Buku “Jejak Pers di Bandung” pun lahir, hampir 80 persen sumber penulisan buku ini berasal dari data primer yang dimilikinya. Ia berharap, buku ini bisa menjadi pelengkap khazanah pelengkap peradaban Kota Bandung dari pers. “Mudah-mudahan bermanfaat,” harapnya.
Pameran buku Ramadhan Post Book 2021 terselenggaran berkat kerja sama Kubu Buku dan PT Pos Properti. Direktur Operasi Pt Pos Properti Indonesia, Sudarmawan Juwono, mengungkapkan kegiatan bazar dan diskusi buku ini sebagai rangkaian kegiatan untuk meningkatkan animo masyarakat pada dunia literasi.
“Kita sendiri PT Pos Properti sebagai perusahaan untuk mengelola aset properti, gedung ini kita harapkan memiliki nilai kepada publik,” ungkapnya. “Acara ini supaya memberikan kesempatan bagi wirausaha, dan lainnya, tempat dan ruang, mereka kita dukung kita berikan tempat.”
Hal senada, Trinadi Gumilar Kusumawiangga, sebagai Manajer Hospitality PT Pos Properti mengungkapkan pihaknya ingin menjalakan nilai-nilai yang harus dijalankan sebuah BUMN, yaitu Akhlak, kependekan dari Amanah, Kompeten, Harmonis, Loyal, Adaptif, Kolaboratif.
“Kita adaptif dan kolaboratif kenapa kita membangun coworking space ini untuk adaptasi ke industri, kita berkolabrasi dengan UMKM sehingga bisa hidup, walaupun ada pandemi,” terang Trinadi.
Mengobati Kerinduan Pecinta Literasi
Agenda pemeran buku ini yang pertama di Kota Bandung, sejak setahun lebih dilanda pandemi.
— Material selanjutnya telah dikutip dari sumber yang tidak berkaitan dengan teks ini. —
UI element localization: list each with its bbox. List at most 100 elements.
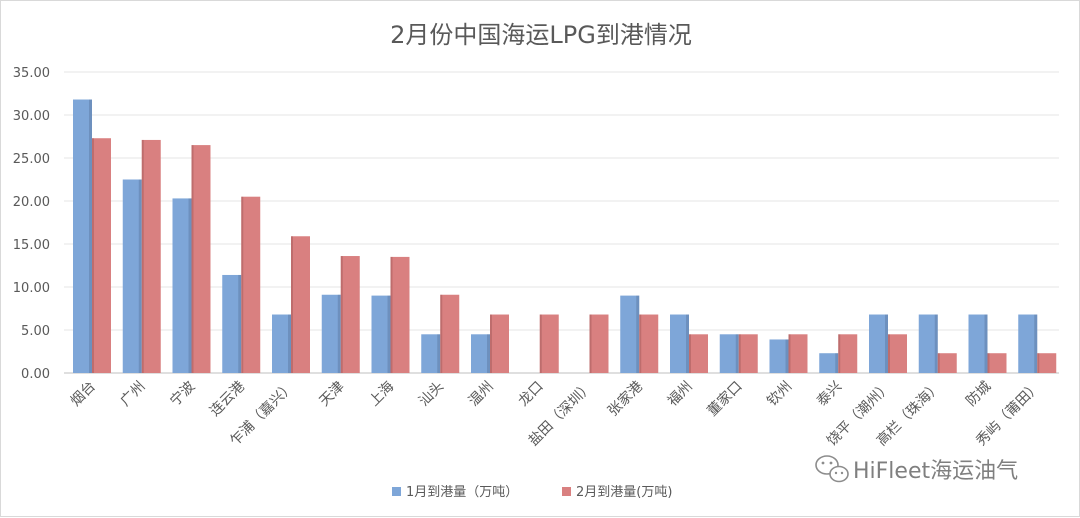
y-axis: 0.00 5.00 10.00 15.00 20.00 25.00 30.00 35.00 xyxy=(13,66,50,382)
watermark: HiFleet海运油气 xyxy=(815,455,1018,484)
bar-shade xyxy=(138,179,142,373)
bar-2-11 xyxy=(639,314,659,373)
bar-shade xyxy=(689,334,691,373)
x-tick-label: 烟台 xyxy=(68,379,99,410)
bar-shade xyxy=(1034,314,1038,373)
bar-shade xyxy=(987,353,990,373)
bar-1-0 xyxy=(73,99,92,374)
bar-shade xyxy=(340,256,343,373)
bar-2-5 xyxy=(340,256,360,373)
x-tick-label: 广州 xyxy=(117,379,148,410)
legend-swatch-2 xyxy=(562,487,571,496)
x-tick-label: 宁波 xyxy=(167,378,199,410)
bar-2-14 xyxy=(788,334,808,373)
bar-shade xyxy=(735,334,739,373)
bar-shade xyxy=(589,314,592,373)
bar-shade xyxy=(636,295,640,373)
bar-shade xyxy=(487,334,490,373)
bar-2-4 xyxy=(291,236,310,373)
bar-shade xyxy=(539,314,542,373)
x-tick-label: 福州 xyxy=(665,379,696,410)
x-tick-label: 温州 xyxy=(466,379,497,410)
bar-2-1 xyxy=(141,139,161,373)
legend-label-1: 1月到港量（万吨） xyxy=(406,485,518,500)
watermark-text: HiFleet海运油气 xyxy=(853,459,1018,484)
bar-2-18 xyxy=(987,353,1007,373)
x-tick-label: 防城 xyxy=(963,379,994,410)
x-tick-label: 张家港 xyxy=(604,378,646,420)
legend: 1月到港量（万吨） 2月到港量(万吨) xyxy=(392,485,672,500)
y-tick-label: 25.00 xyxy=(13,152,50,167)
chart-title: 2月份中国海运LPG到港情况 xyxy=(390,21,692,49)
y-tick-label: 0.00 xyxy=(21,367,50,382)
bar-shade xyxy=(288,314,291,373)
bar-shade xyxy=(440,294,443,373)
y-tick-label: 35.00 xyxy=(13,66,50,81)
bar-2-10 xyxy=(589,314,609,373)
legend-label-2: 2月到港量(万吨) xyxy=(576,485,672,500)
bar-shade xyxy=(838,334,841,373)
bar-1-3 xyxy=(222,274,242,373)
bar-shade xyxy=(885,314,888,373)
bar-2-16 xyxy=(888,334,907,373)
x-tick-label: 天津 xyxy=(316,379,347,410)
bar-shade xyxy=(387,295,391,373)
bar-shade xyxy=(390,256,393,373)
bar-shade xyxy=(437,334,441,373)
y-tick-label: 10.00 xyxy=(13,281,50,296)
bar-1-2 xyxy=(172,198,192,373)
bar-shade xyxy=(291,236,293,373)
bar-shade xyxy=(835,353,839,373)
bar-2-15 xyxy=(838,334,858,373)
bar-shade xyxy=(1037,353,1040,373)
gridlines xyxy=(64,71,1059,374)
bar-shade xyxy=(639,314,642,373)
bar-shade xyxy=(984,314,988,373)
bar-shade xyxy=(785,339,789,373)
bar-shade xyxy=(241,196,244,373)
bar-1-14 xyxy=(769,339,789,373)
bar-shade xyxy=(937,353,940,373)
bar-shade xyxy=(92,138,94,373)
bar-shade xyxy=(686,314,689,373)
x-tick-label: 钦州 xyxy=(764,379,795,410)
legend-swatch-1 xyxy=(392,487,401,496)
bar-2-7 xyxy=(440,294,460,373)
bar-shade xyxy=(738,334,741,373)
y-tick-label: 5.00 xyxy=(21,324,50,339)
bar-1-1 xyxy=(122,179,142,373)
bar-shade xyxy=(888,334,890,373)
bar-1-17 xyxy=(918,314,938,373)
bar-2-17 xyxy=(937,353,957,373)
bar-2-6 xyxy=(390,256,410,373)
bar-1-12 xyxy=(670,314,689,373)
bar-shade xyxy=(191,145,194,373)
bar-1-8 xyxy=(471,334,490,373)
bar-2-19 xyxy=(1037,353,1057,373)
bar-2-2 xyxy=(191,145,211,373)
bar-2-3 xyxy=(241,196,261,373)
bar-1-19 xyxy=(1018,314,1038,373)
x-tick-label: 连云港 xyxy=(207,379,248,420)
x-tick-label: 泰兴 xyxy=(814,379,845,410)
bar-2-8 xyxy=(490,314,509,373)
bar-2-9 xyxy=(539,314,559,373)
bar-shade xyxy=(188,198,192,373)
bar-shade xyxy=(337,294,341,373)
bar-1-16 xyxy=(869,314,888,373)
x-tick-label: 上海 xyxy=(366,379,397,410)
bar-1-15 xyxy=(819,353,839,373)
x-tick-label: 龙口 xyxy=(515,379,546,410)
y-tick-label: 30.00 xyxy=(13,109,50,124)
x-tick-label: 董家口 xyxy=(704,378,746,420)
bar-1-5 xyxy=(321,294,341,373)
bar-2-13 xyxy=(738,334,758,373)
x-axis: 烟台 广州 宁波 连云港乍浦（嘉兴） 天津 上海 汕头 温州 龙口盐田（深圳） 张家港 福州 董家口钦… xyxy=(68,378,1044,449)
y-tick-label: 15.00 xyxy=(13,238,50,253)
bars xyxy=(73,99,1057,374)
wechat-icon xyxy=(815,455,849,483)
bar-shade xyxy=(238,274,242,373)
bar-1-7 xyxy=(421,334,441,373)
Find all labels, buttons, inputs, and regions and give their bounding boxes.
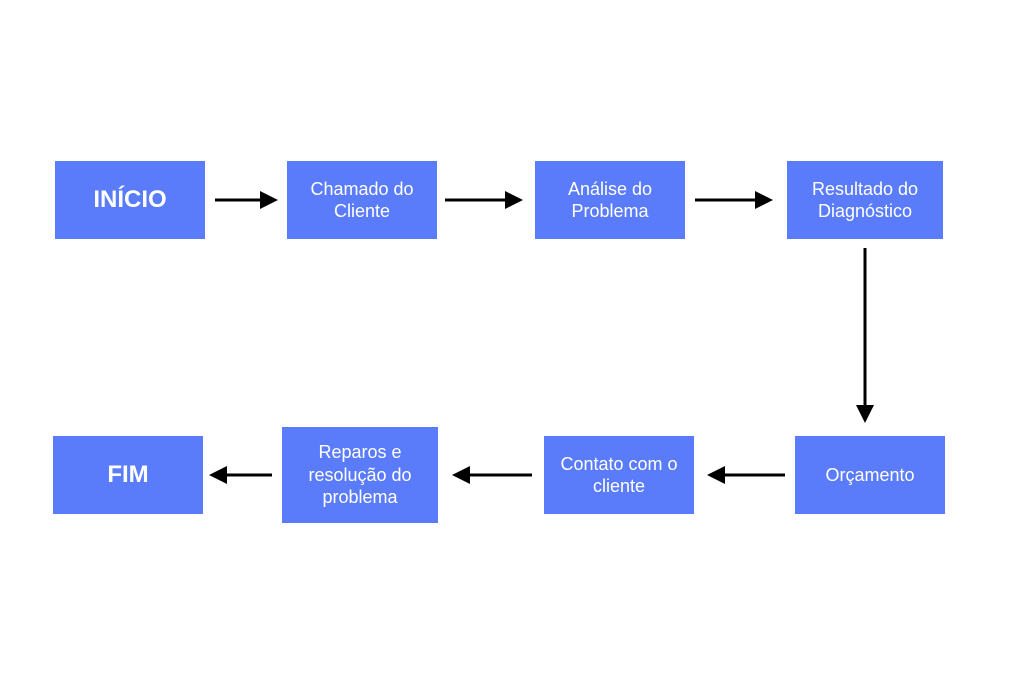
flowchart-node-label: Reparos e resolução do problema xyxy=(290,441,430,509)
flowchart-node-reparos: Reparos e resolução do problema xyxy=(282,427,438,523)
flowchart-node-label: Chamado do Cliente xyxy=(295,178,429,223)
flowchart-node-contato: Contato com o cliente xyxy=(544,436,694,514)
flowchart-node-label: Contato com o cliente xyxy=(552,453,686,498)
flowchart-node-label: Análise do Problema xyxy=(543,178,677,223)
flowchart-node-label: INÍCIO xyxy=(93,185,166,215)
flowchart-node-label: Orçamento xyxy=(825,464,914,487)
flowchart-node-label: FIM xyxy=(107,460,148,490)
flowchart-node-orcamento: Orçamento xyxy=(795,436,945,514)
flowchart-node-analise: Análise do Problema xyxy=(535,161,685,239)
flowchart-node-resultado: Resultado do Diagnóstico xyxy=(787,161,943,239)
flowchart-node-inicio: INÍCIO xyxy=(55,161,205,239)
flowchart-node-chamado: Chamado do Cliente xyxy=(287,161,437,239)
flowchart-node-fim: FIM xyxy=(53,436,203,514)
flowchart-edges xyxy=(0,0,1024,683)
flowchart-node-label: Resultado do Diagnóstico xyxy=(795,178,935,223)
Kerinduan pada suasana berburu buku dan berdiskusi langsung dirasakan betul para pecinta literasi Kota Kembang.
Sebelum pandemi, para pelaku literasi di Bandung sering mengadakan temu dan rembuk pikiran bersama dalam bentuk pameran buku. Pandemi membuat semua kegiatan mereka tiarap. Pameran buku kali ini bagai obat penenang atas kerinduan itu.
Rifka Silmia Salsabilah (25), salah seorang pengunjung yang menyambut baik pameran dan diskusi buku ini. Ia mengaku sudah lama merindukan acara literasi. “Awalnya tertarik bazarnya, terus lihat ada diskusinya bedah buku, suka tertarik,” ungkapnya. “Semenjak pandemi baru sekarang lagi ada bedah buku offline.”
Pameran ini tentu tidak lahir dari hasil kerja semalam. Ide pameran lahir dari rembug para pegiat literasi Bandung yang terlalu lama bersembunyi di bawah bayang-bayang Covid-19. Adanya ketentuan protocol Kesehatan (prokes) pencegahan virus Corona mendorong mereka memberanikan diri menggelar pameran.
“Ini sudah setahun. Biasanya punya agenda tiap tahun pameran buku di kampus, sudah setahun kemarin sejak pandemi tidak melakukan apa-apa. Sudah terlalu sering webinar Zoom, sudah kita tinggalin saja. Kita bertemu dan buat lapakan fisik, pakai prokes,” ungkap pemilik Kataris Books, Andrias Arifin.
Andrias dan pelapak buku lainnya berharap momen ramadan yang masih berlangsung di tenga pandmi, tidak menyurutkan warga Bandung untuk mencari buku dan berdiskusi. Beragam buku bisa mereka pilih sambil ngabuburit atau mengisi waktu selama puasa. Lapak Kataris Books, misalnya, menyajikan buku-buku sasta dan humaniora.
Pelapak lain, Penerbit Bandong, menghadirkan buku Pemikiran dan Perjuagan Mohammad Natsir. Lalu, beragam buku-buku Sukarno, seperti “Cermin Kaca Soekarno”, sampai buku “Sang Nabi”-nya Kahlil Gibran, tertata di lapak Jaringan Buku Alternatif.
Atau buku-buku sejarah, seperti “Misteri Pembunuhan Tan Malaka” di lapak Kabehaya Bookstore. Tak ketinggalan, wangi buku lama muncul dari lapak LawangBuku, misalnya dari buku Syekh Abdul Kodir terbitan tahun 1886.
Semua buku itu bisa ditemui di lantai 1 atau lobby Kantor Pos. Dan masih banyak koleksi buku lainnya yang dihadirkan penerbit maupun pelapak, seperti Mojok, Oleh-oleh Boekoe Bandoeng, Penerbit Ultimus, Theraz Buku, Lapak Penerbit Indie Bandung.
Di luar, hujan mulai reda. Waktu menunjukkan pukul 16.55 WIB. Bazar buku masih tampak ramai. Beberapa menit berselang, para pengunjung mulai berhamburan menyambut magrib yang tak lama lagi tiba.